The Letters from France are continued, and we are amused with the Legend of St Fiacre. It had not before come to our knowledge, and we doubt whether there be no many very good Catholics who have not yet heard the story. The Arabian Anecdote is well told, and shows the bounds of Arabian hospitality more clearly than we have ordinarily found them marked. We are obliged to the Correspondent who communicated the Chimney Sweep’s song on the first of May, which pleases us by the cheering prospect it presents to the poor sweep in the midst of his dirt and privations. The idea is beautiful, the moral may be useful to all under affliction as well as to the sable sons of the soot, whose hardships are perhaps not greater than those of the apprentices in many other trades, though more ostensible, and apparently more degrading. To the same correspondent we are indebted for “The Tyger”, a poem of incomprehensible sublimity which rivals Pindar in obscurity. That great dealer in ballads in praise of horse jockeys and gods, seizes every idea that casually starts before him, and compels it, however slightly connected with his subject, to eke out the scanty materials of talents and virtues possessed by his victors. But in the verses of the Tyger, we can find no connection whatever. One might suppose them to have been written singly on scaps of paper, which being scattered by the winds like the leaves of the Sybil, have been collected and arranged as chance directed, head and tail, for an exercise to Œdipean sagacity.
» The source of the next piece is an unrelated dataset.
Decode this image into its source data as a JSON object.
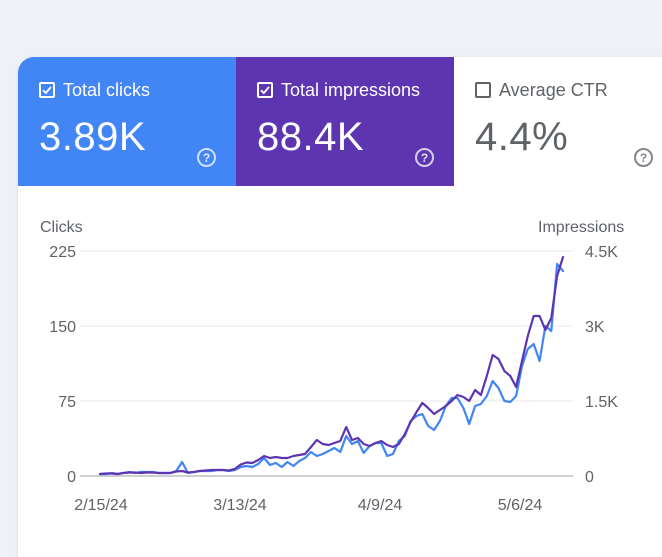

In the progress of sculpture, of which we have received the continuation, we observe the same Pindaric quality; but like his Grecian master, the author has a mental, a recondite connection in the members of his subject which is obvious to attentive perusal though it might not be visible to the too hasty reader. It came too late for us to make any particular remarks, but we had anticipated with pleasure that the poem would terminate in a well merited compliment to one of our oldest, most distinguished and most respected members, in which we have not been disappointed. Just now, and almost too late for notice, has arrived a second epistle from M. Leon, informing Ma’amselle L’Editresse, that though he was make his complain to her, and was tell her she was bien honnête, she have not attend to him, no more dan noting at all, for non obstant, dat he bring forth a new ballet at Le Opera ce soir, we have again set up de Attic Chest in oppositions, but he is determined to make his revenge, and threatens us with a thin meeting. We have no doubt but “The Peruvians” are well worthy of notice, but as we said before, we cannot think of yielding the point, and as he writes rather angrily, have thought it better not to read his letter publicly.